Under Simpson, the underperformers were never confronted and never asked to justify themselves for not following some instructions or not doing their work properly. If an order was messed up by any employee, Simpson never got into any kind of confrontation. He simply sent another employee and got the work done. So under Simpson, the underperformers were given a chance to live in recluse however Boyd’s approach was to confront with the employee who failed to follow the instructions. If the employee could justify his position, he would change the procedure of the work so that the changed procedure met the requirement of the employee otherwise if the employee wasn’t able to justify himself he was warned to work with the rest of the team (Norton, 1995). Confronting with employees is never an easy task to do. He had terminated two employees from the yard who could not follow the instructions and work accordingly.
Boyd’s new approach is more effective. The new approach helped employees understand that everybody is equally important to the company and company’s growth leads to the growth of the employees.
There is certainly a difference between being a manager and being a leader because a manager is a person who plans and coordinates to get the work done while a leader inspires, influences and motivates employees to get the work done.
Simpson was a good manager but Boyd became a leader in a short span of time. Mark Coglin understood that the yard needed a leader like Boyd. Boyd’s leadership qualities helped the yard grow and made it a favourite place for the customers. In order to stay competitive, the yard always desired for a leader like Boyd. Boyd made employees realize the importance of what they do. He understood that the Simpson’s capabilities were not enough to manage the employees and get the work done on a timely basis in such a competitive environment.

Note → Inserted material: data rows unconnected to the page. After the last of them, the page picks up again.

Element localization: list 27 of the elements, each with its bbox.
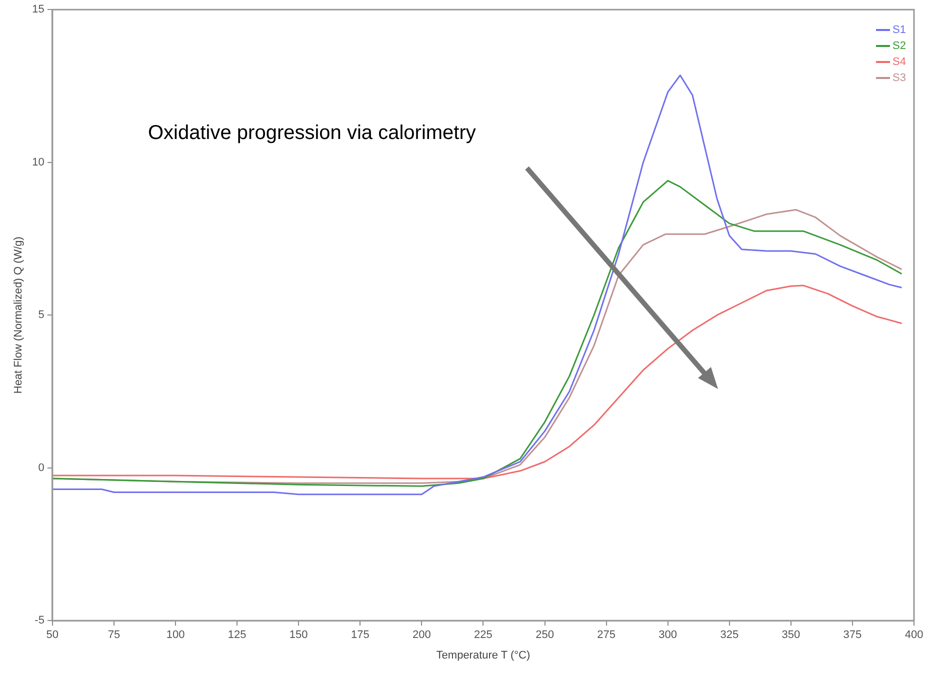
legend-label: S2: [892, 39, 906, 54]
x-tick-label: 125: [228, 629, 246, 642]
x-tick-label: 350: [782, 629, 800, 642]
y-tick-label: 10: [32, 156, 44, 168]
y-tick-label: 0: [38, 462, 44, 474]
x-tick-label: 375: [843, 629, 862, 642]
legend-label: S1: [892, 23, 906, 38]
x-tick-label: 250: [536, 629, 554, 642]
x-tick-label: 200: [412, 629, 431, 642]
x-tick-label: 150: [289, 629, 308, 642]
x-tick-label: 400: [904, 629, 924, 642]
y-axis-title: Heat Flow (Normalized) Q (W/g): [12, 236, 25, 394]
legend-label: S3: [892, 71, 906, 86]
x-tick-label: 225: [474, 629, 492, 642]
x-tick-label: 100: [166, 629, 185, 642]
annotation: Oxidative progression via calorimetry: [148, 122, 476, 145]
x-tick-label: 275: [597, 629, 616, 642]
x-tick-label: 325: [720, 629, 739, 642]
x-tick-label: 300: [658, 629, 678, 642]
x-axis-title: Temperature T (°C): [436, 649, 530, 662]
legend-label: S4: [892, 55, 906, 70]
x-tick-label: 75: [108, 629, 120, 642]
x-tick-label: 50: [46, 629, 59, 642]
y-tick-label: -5: [34, 614, 44, 627]
x-tick-label: 175: [350, 629, 370, 642]
y-tick-label: 5: [38, 309, 44, 322]
y-tick-label: 15: [32, 4, 44, 16]
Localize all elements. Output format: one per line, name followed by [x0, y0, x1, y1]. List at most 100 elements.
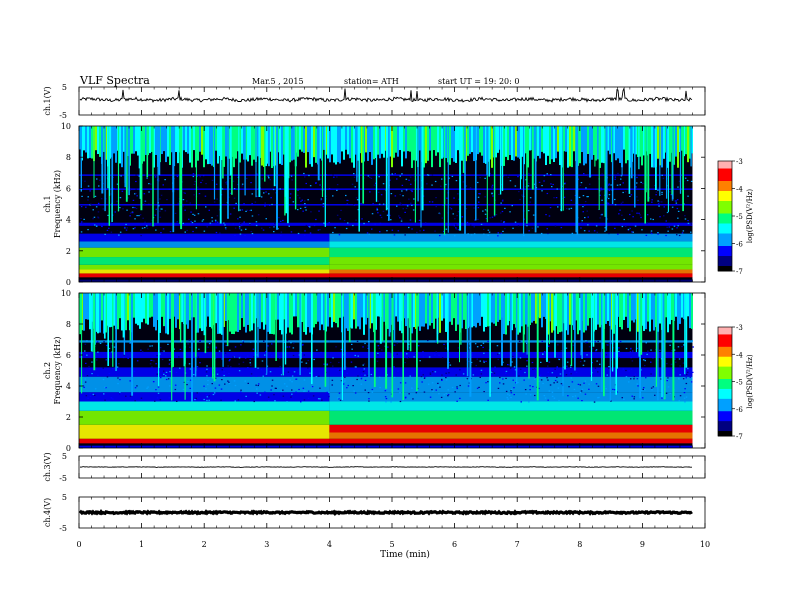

Coglin could understand Boyd became the leader while Simpson still continued to be the manager. According to me, if Simpson was asked to leave the company, then Coglin would lose a long term loyal employee who had worked for the company in times of need and had really cared for the company. Simpson would also be deeply hurt if Coglin took such a harsh decision. Coglin would also be hurt if he had to terminate such a long term loyal employee. The other employees who had worked with Simpson would certainly be hurt and might protest against such harsh decision of the management. On the other hand, Boyd who had become the leader of the company can replace Simpson and the company should compensate him accordingly. Coglin should make the employees understand that Boyd is an asset for the company and he is the right person to take over. He should make the employees realize that he is not doing any favouritism to a friend. Boyd should be given his deserved title and pay. I would advise Coglin to get Simpson trained by Boyd.
In the end I would recommend, that Boyd should train all the employees including Simpson on the leadership qualities that he possesses. If the yard needs to stay competitive, it has to choose the right person who can take care of his responsibilities and help stay the firm competitive in the market.
Grönroos, C. (2007). Service management and marketing: customer management in service competition. John Wiley & Sons.
Kaplan, R. S., & Norton, D. P. (1995). Putting the balanced scorecard to work.Performance measurement, management, and appraisal sourcebook, 66.